Welcome to the Right Cunt Peter Ratcliff, of St John’s Church of England in Colliers Wood, because no one else will have him.
He is what is known in the business as, and here’s where you get to take your pick:
a) A moron
b) A homophobe
c) Crazy as a box of wispy hair
d) All of the above
The Rev Ratcliff has jumped to the defense of another crazy, Tony Miano, who was arrested the other day for standing outside a shopping centre in Wimbledon and preaching that same old chestnut of loon from the Bible. Same-sex relationships, he was spouting, are, you guessed it, ‘an abomination’. Tony was subsequently arrested under Section 5 of the Public Order Act, questioned by police, but then released without charge. So far, so not much to get your drip-dry cassock in a twist about.
But Ratcliff ain’t having any of it, and has accused the police of misusing the law.
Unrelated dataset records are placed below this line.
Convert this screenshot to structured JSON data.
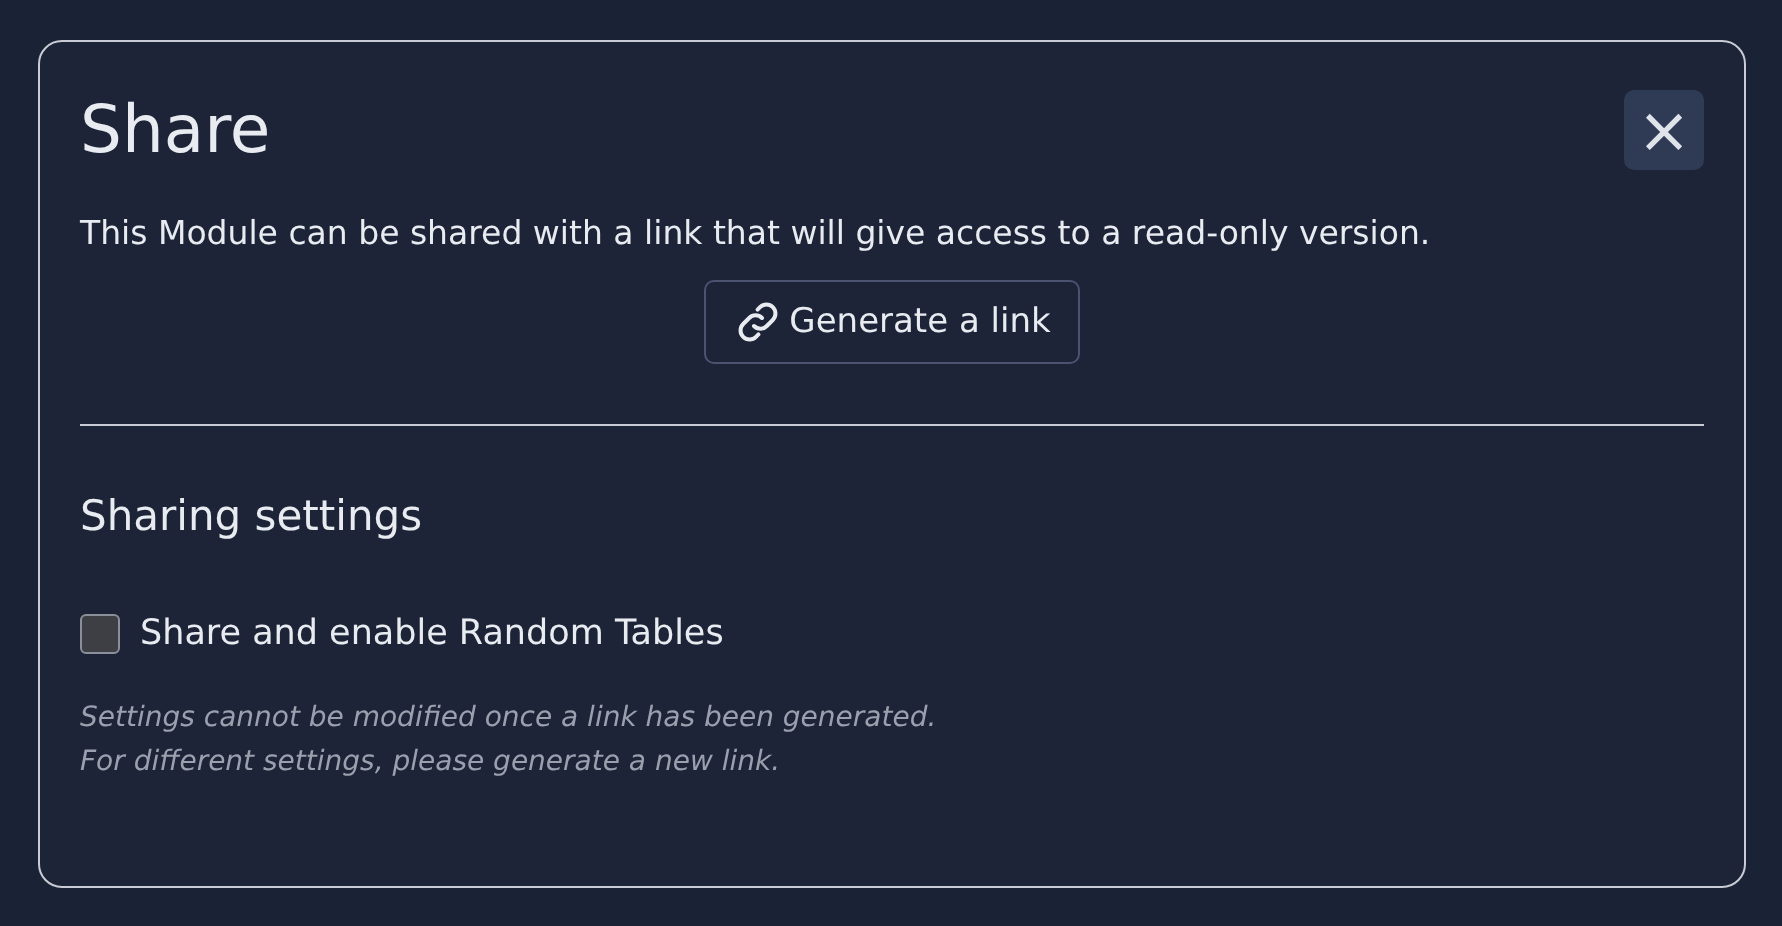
{
  "dialog": {
    "title": "Share",
    "close": "×",
    "description": "This Module can be shared with a link that will give access to a read-only version.",
    "generate_button": "Generate a link",
    "settings_heading": "Sharing settings",
    "options": [
      {
        "label": "Share and enable Random Tables",
        "checked": false
      }
    ],
    "notes": [
      "Settings cannot be modified once a link has been generated.",
      "For different settings, please generate a new link."
    ]
  }
}
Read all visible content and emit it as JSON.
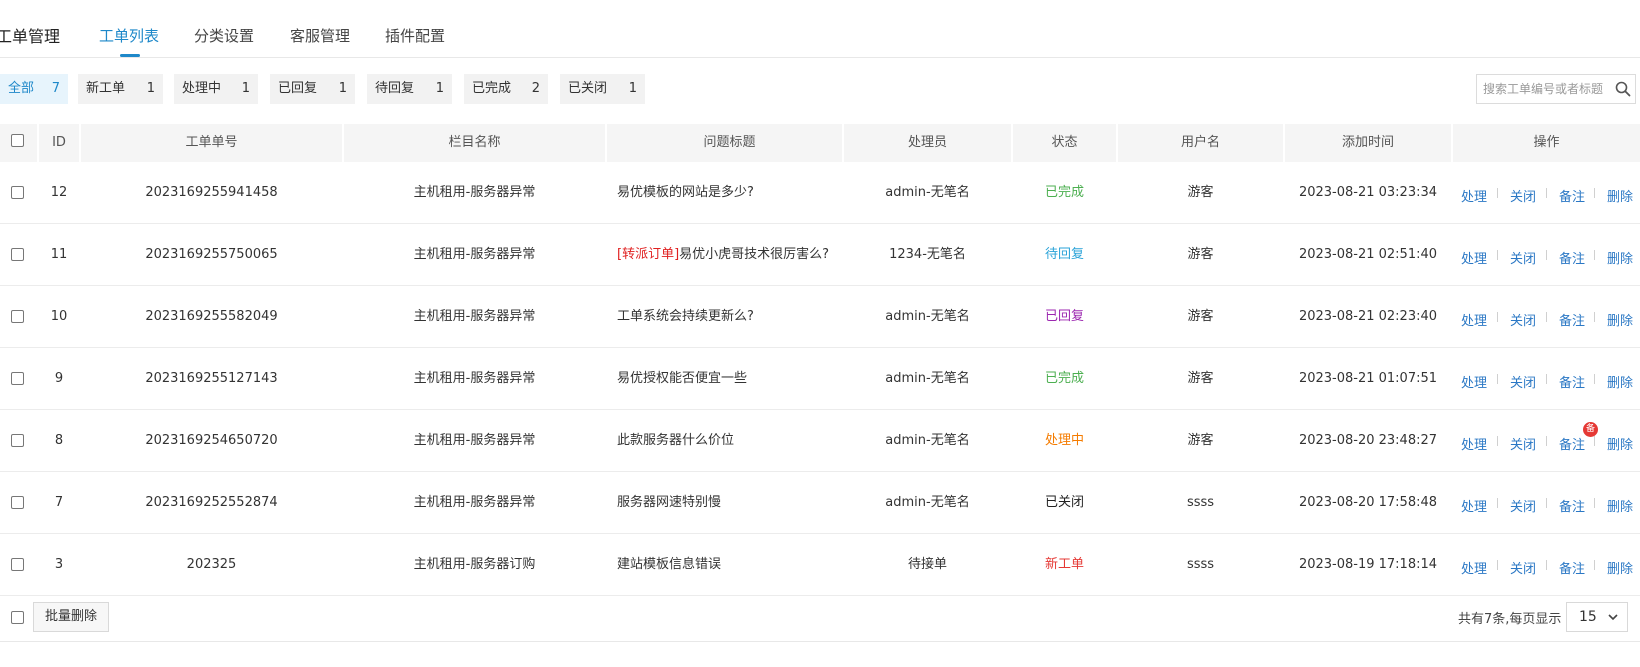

Which is ironic coming from someone holding a bible like he means it.
‘I call upon Merton police to publicly apologise for such high handed use of the law and for allowing themselves to be manipulated by homosexuals,’ he said.
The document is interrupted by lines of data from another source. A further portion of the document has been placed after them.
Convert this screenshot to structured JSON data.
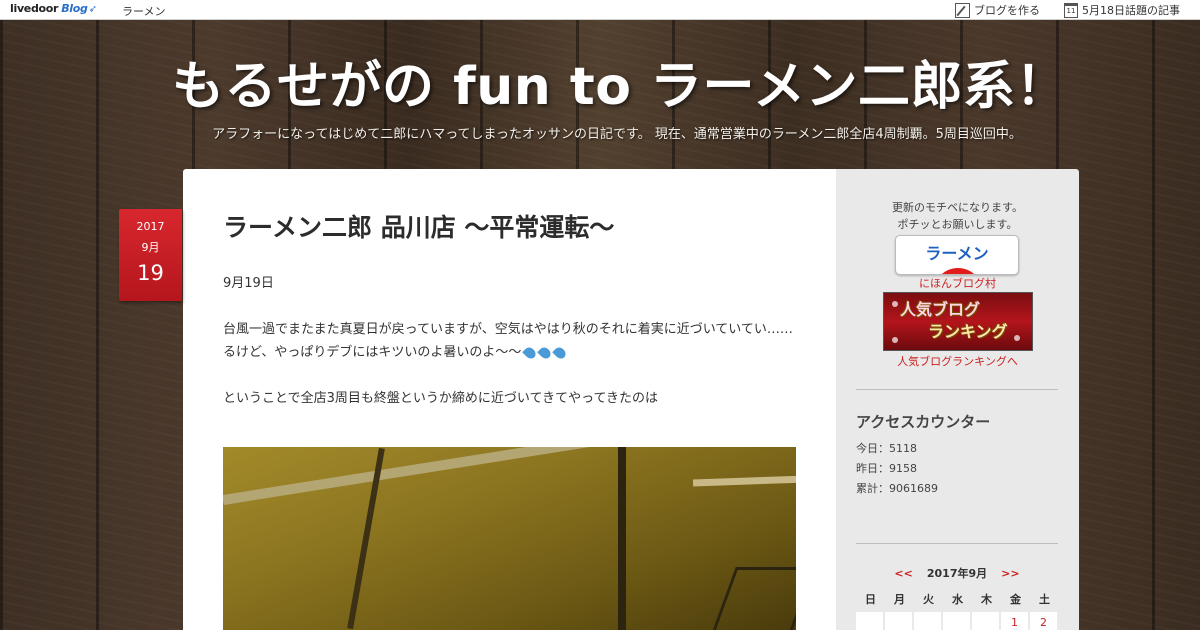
{
  "topbar": {
    "brand": "livedoor",
    "brand_blog": "Blog",
    "category": "ラーメン",
    "create_blog": "ブログを作る",
    "topics_icon_day": "11",
    "topics": "5月18日話題の記事"
  },
  "header": {
    "title": "もるせがの fun to ラーメン二郎系！",
    "description": "アラフォーになってはじめて二郎にハマってしまったオッサンの日記です。 現在、通常営業中のラーメン二郎全店4周制覇。5周目巡回中。"
  },
  "post": {
    "date": {
      "year": "2017",
      "month": "9月",
      "day": "19"
    },
    "title": "ラーメン二郎 品川店 〜平常運転〜",
    "paragraphs": [
      "9月19日",
      "台風一過でまたまた真夏日が戻っていますが、空気はやはり秋のそれに着実に近づいていてい…… るけど、やっぱりデブにはキツいのよ暑いのよ〜〜",
      "ということで全店3周目も終盤というか締めに近づいてきてやってきたのは"
    ],
    "emoji": "sweat-drops-icon"
  },
  "sidebar": {
    "note_line1": "更新のモチベになります。",
    "note_line2": "ポチッとお願いします。",
    "ramen_banner": "ラーメン",
    "nihon_link": "にほんブログ村",
    "rank_banner_line1": "人気ブログ",
    "rank_banner_line2": "ランキング",
    "rank_link": "人気ブログランキングへ",
    "access_title": "アクセスカウンター",
    "access": {
      "today": "今日：5118",
      "yesterday": "昨日：9158",
      "total": "累計：9061689"
    },
    "calendar": {
      "prev": "<<",
      "month": "2017年9月",
      "next": ">>",
      "weekdays": [
        "日",
        "月",
        "火",
        "水",
        "木",
        "金",
        "土"
      ],
      "first_row": [
        "",
        "",
        "",
        "",
        "",
        "1",
        "2"
      ]
    }
  },
  "colors": {
    "accent_red": "#cc1f1f",
    "date_tab": "#c81e25",
    "link_blue": "#1f5fc0"
  }
}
‘(Homosexuals) are evidently trying to silence those who not merely have Biblical and moral objections to homosexuality but are proclaiming the way of eternal life through Jesus Christ to all people regardless of their present circumstances.’
And never one to miss a homophobic beat, Ratcliff went on to suggest homosexuality could be cured, like an addiction. Or, you know, like believing the Baby Jesus wants you for a sunbeam.
‘In the USA there are now groups of ex-homosexuals who have been able to repent of homosexuality in the way that one might for example give up cigarettes or drugs.’
In the USA there are also people who hear the voice of God and shoot people.